AB: But constrainment is not an official US policy?

CF: It isn’t an official US policy On the one hand we are adopting policies that put us on a course to decouple from the Chinese economy, but on the other hand our president says Xi Jinping is a great guy and he wants to work with China and become a better friend to China, leaving the door open to working with China. So it’s not coherent, but the Chinese view is that the US is not friendly to China’s rise.

AB: What were some of the issues of particular interest to your audience, most of which I assume was from Madrid?

Yes, the audience comprised policy experts and academics, mainly from Spain, although some embassies from other countries were represented. For me, a really interesting part of the conversation was the topic of EU identity and what Sino-US competition and rivalry mean for the future of Europe given where it stands now. At least part of the European project is unraveling or has unraveled, and so the issue is, is Sino-US competition going to be a boon to European integration? Or is it another factor in pulling Europe apart?

I didn’t address this so much as the European colleague who talked about the need for Europe to develop a more coherent security and foreign policy, one that’s got broad buy in in the EU and led from Brussels. This would include addressing Sino-American competition, among other international dynamics that have implications for Europe.

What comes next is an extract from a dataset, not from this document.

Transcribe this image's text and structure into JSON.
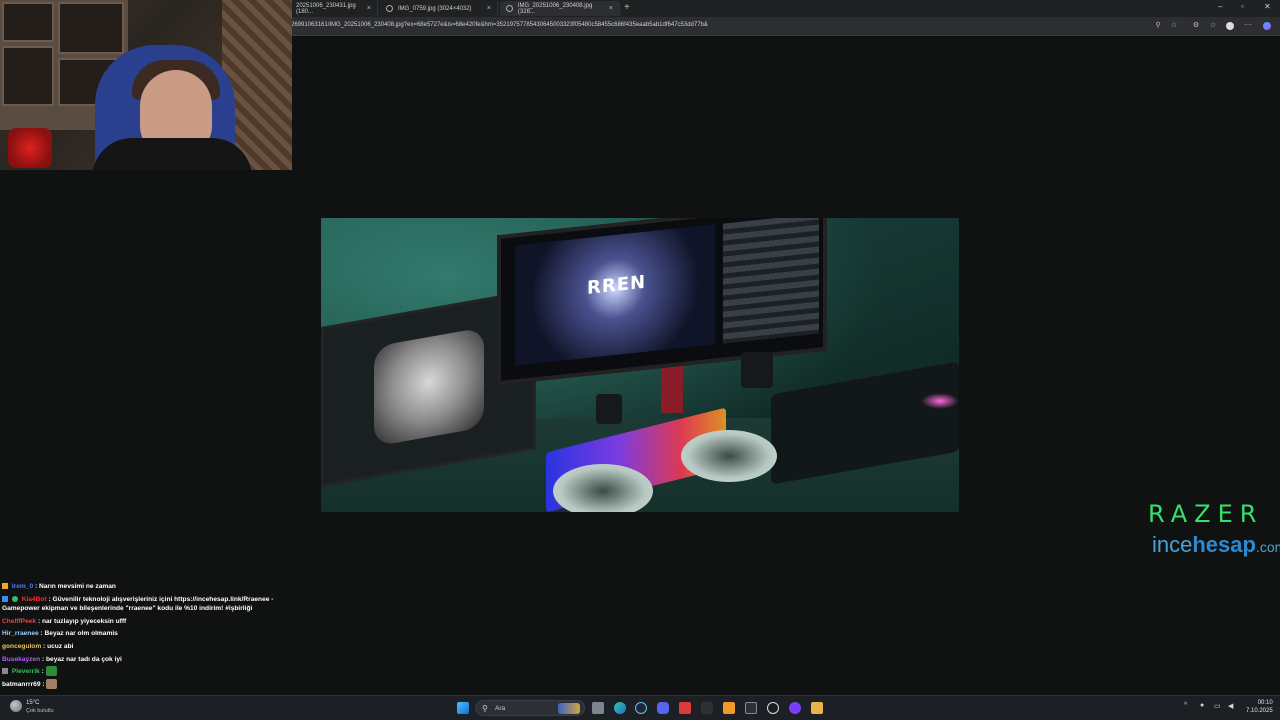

I took away a sense that there is an urgency to this amid already rising tensions among European countries, while these tensions also make the road to developing a coherent policy even harder.

One of the big questions our moderator put to us was “What is the future of multilateralism?” The European project is core to preserving multilateralism that operates through rules and has the goal of solving problems through multilateral engagement. If that goes by the wayside the prospects for a world in which tensions are managed around a table rather than using force will be much reduced.

AB: What don’t Americans know about the way Europe and China are approaching this relationship? What would they find surprising about it?

CF: One thing is that Europeans and Chinese both identify themselves as pragmatists and they find common ground around focusing on problem solving activities.

They work together, setting ideology aside, on a lot of different issues. The idea of a values-driven foreign policy is a language the Europeans speak to us, but it’s not a language they speak to the Chinese. This works for the Chinese. One can recall the proposal Chinese president Xi Jinping made to President Obama for a “new type of great power” relationship with the US around the idea of setting aside US-China differences over our values to work pragmatically on issues of common concern and economic ties.

The other thing that really struck me when I was in the room is that I was the odd man (woman) out. The Europeans and Chinese both see the US as the superpower, the hegemon. The EU and China are of course two other major powers. Europe has fractional coherence relative to China but in terms of its share of the global economy, it’s the largest economy in the world –and China is of course as a single country just behind the US in economic size and a growing global military power.  Both speakers implied concerns about current US policy and unilateralism.

It was a really interesting discussion. It’s good to get out of Washington and good to look at Europe and US-China relations from Madrid, which I had only visited once before, rather than Paris or Berlin. Spain has a deep European identity, but its authoritarian regime until the 1970s kept it quite isolated.  As a country that made a democratic transition and undertook substantial reforms to join the EU, it has a lot at stake in and strongly identifies with the European enterprise.

Of course, Spain also retains its own intense national identity and deep sense of national history. I heard a number of comments from some of those I met about Spain’s history as a global power. Given the conference theme of new power dynamics, as the representative American in the debate, were they trying to tell me something? “Been there, done that.”